First, it was on my dresser looking back at me and now it sits on my desk where I can see it first thing every day.
I call them the original Fab Four. Sometimes when I'm tagging pictures that I have scanned which I share on social networking sites there is a picture I call the Fab Four. That is this little group:
We are cousins who grew up together, the first four children of sisters who are like twins. But we are not the original FF.
The ones that I cherish and the ones that started it all are these precious folks:
Four siblings born out of the Depression into a sorrowful situation. Their mother died within two months of the youngest's birth. They were 4, 3, 1 and 2 months old.
The two oldest stayed with their father. The little girl went to live with the grandparents in another town. And the baby went to live with more family to grow up with cousins.
The three year old was my mom. But I'm missing my point here. The original Fab Four grew up and each married and started families. One couple gave birth to three daughters and the other three families each adopted 3 children along the way.

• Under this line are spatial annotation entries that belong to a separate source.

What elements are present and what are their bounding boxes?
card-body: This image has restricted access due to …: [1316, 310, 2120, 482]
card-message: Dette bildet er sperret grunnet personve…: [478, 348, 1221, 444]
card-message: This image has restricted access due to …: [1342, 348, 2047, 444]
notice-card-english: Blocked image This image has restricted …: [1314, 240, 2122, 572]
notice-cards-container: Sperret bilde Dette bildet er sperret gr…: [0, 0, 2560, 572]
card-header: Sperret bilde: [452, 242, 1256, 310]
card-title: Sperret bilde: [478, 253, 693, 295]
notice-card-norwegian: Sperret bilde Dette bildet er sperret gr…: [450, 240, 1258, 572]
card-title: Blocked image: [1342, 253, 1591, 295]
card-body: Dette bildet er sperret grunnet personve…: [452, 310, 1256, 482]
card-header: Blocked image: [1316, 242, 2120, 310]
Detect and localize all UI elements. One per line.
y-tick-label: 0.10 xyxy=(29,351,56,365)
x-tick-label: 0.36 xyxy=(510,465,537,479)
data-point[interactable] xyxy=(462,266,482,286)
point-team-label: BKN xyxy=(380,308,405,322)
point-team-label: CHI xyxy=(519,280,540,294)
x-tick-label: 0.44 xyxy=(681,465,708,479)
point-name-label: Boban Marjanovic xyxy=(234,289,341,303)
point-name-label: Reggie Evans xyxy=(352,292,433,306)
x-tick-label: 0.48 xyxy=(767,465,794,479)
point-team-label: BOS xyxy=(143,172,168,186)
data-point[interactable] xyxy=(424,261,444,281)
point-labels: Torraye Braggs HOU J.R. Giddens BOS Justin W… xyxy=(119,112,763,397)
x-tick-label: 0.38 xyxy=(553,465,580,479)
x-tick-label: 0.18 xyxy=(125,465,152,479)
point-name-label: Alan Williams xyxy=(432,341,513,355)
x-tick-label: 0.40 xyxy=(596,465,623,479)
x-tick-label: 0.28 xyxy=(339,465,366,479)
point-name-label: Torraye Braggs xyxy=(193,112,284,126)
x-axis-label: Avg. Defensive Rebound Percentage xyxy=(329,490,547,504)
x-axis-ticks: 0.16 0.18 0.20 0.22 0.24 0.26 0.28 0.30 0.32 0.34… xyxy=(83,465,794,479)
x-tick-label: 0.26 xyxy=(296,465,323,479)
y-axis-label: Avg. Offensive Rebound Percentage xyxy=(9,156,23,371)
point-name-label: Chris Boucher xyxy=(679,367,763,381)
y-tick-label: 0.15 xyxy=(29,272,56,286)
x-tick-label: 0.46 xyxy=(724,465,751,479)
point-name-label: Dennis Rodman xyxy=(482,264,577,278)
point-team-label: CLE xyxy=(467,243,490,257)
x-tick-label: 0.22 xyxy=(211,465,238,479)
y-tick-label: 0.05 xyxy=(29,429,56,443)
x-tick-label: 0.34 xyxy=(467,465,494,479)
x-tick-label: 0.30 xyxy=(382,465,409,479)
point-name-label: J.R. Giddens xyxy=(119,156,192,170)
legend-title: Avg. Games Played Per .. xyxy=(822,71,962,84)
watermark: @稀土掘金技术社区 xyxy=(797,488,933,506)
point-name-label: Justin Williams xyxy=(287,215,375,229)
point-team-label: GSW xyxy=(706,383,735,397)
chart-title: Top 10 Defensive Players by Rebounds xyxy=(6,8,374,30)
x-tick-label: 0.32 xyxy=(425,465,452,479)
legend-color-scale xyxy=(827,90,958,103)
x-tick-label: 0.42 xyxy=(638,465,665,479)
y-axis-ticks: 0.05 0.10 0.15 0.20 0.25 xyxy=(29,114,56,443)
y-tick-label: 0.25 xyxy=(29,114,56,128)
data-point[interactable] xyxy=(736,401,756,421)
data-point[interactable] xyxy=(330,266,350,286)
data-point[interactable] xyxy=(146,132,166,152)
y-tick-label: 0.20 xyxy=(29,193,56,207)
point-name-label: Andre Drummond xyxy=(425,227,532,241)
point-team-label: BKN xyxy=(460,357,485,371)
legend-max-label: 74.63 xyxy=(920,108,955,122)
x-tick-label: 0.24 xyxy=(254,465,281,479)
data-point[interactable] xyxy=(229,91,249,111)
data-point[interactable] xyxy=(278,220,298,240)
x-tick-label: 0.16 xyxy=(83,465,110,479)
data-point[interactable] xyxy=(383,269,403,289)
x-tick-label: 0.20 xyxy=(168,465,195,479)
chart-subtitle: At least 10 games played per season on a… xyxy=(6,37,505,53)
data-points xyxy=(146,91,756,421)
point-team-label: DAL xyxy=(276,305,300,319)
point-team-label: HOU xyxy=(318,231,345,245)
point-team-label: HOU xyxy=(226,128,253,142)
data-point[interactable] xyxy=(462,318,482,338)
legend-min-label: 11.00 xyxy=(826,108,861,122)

It would take a few books to share all of the adventures and fun and happiness and sorrows that we have shared over just my lifetime.
For instance, we used to vacation together. Sometimes just some of us and other times most of us. I'll never forget the time most of us went camping together.
We had a huge tent that we assembled (that might be a story in itself) and all the "big kids" and our Uncle Bill slept in the tent. My dad and Uncle Stan slept in one of our station wagons and the three mommies and the two little ones slept in our camper. And then it rained. It rained the whole time we were there. It could have been a nightmare (and maybe for the parents it was) but it is a wonderful memory of lots of laughter and togetherness that I'll never forget.
This past year we buried the last two patriarchs of the Fab Four. Uncle Jim died many years ago now and my dad died in 2005. At the last funeral my cousin, Steve (one of the FF in the above picture--hint: think life jacket) who is now a wonderful Pastor, gave a sermon I can not forget. Sadly, the recording of it was botched somehow and can never be heard again which makes me sad. I wanted my children to hear it.
He laid down the gauntlet for our kids' generation. He said that what we were given, our parents, their heritage, was given to us from the Fab Four (my words). When we buried the last man of our Fab Four it in essence passed on the flame to OUR generation.
Loving Jesus and loving each other. That's it in a nutshell. That is what the Fab Four taught us and continue to teach us through the lives remaining here with us and through the legacy passed on from our fathers.
We lost so much this year. But I like to think about all that I've gained by being part of this family.
I miss them all. But, oh, what a fun ride it has been.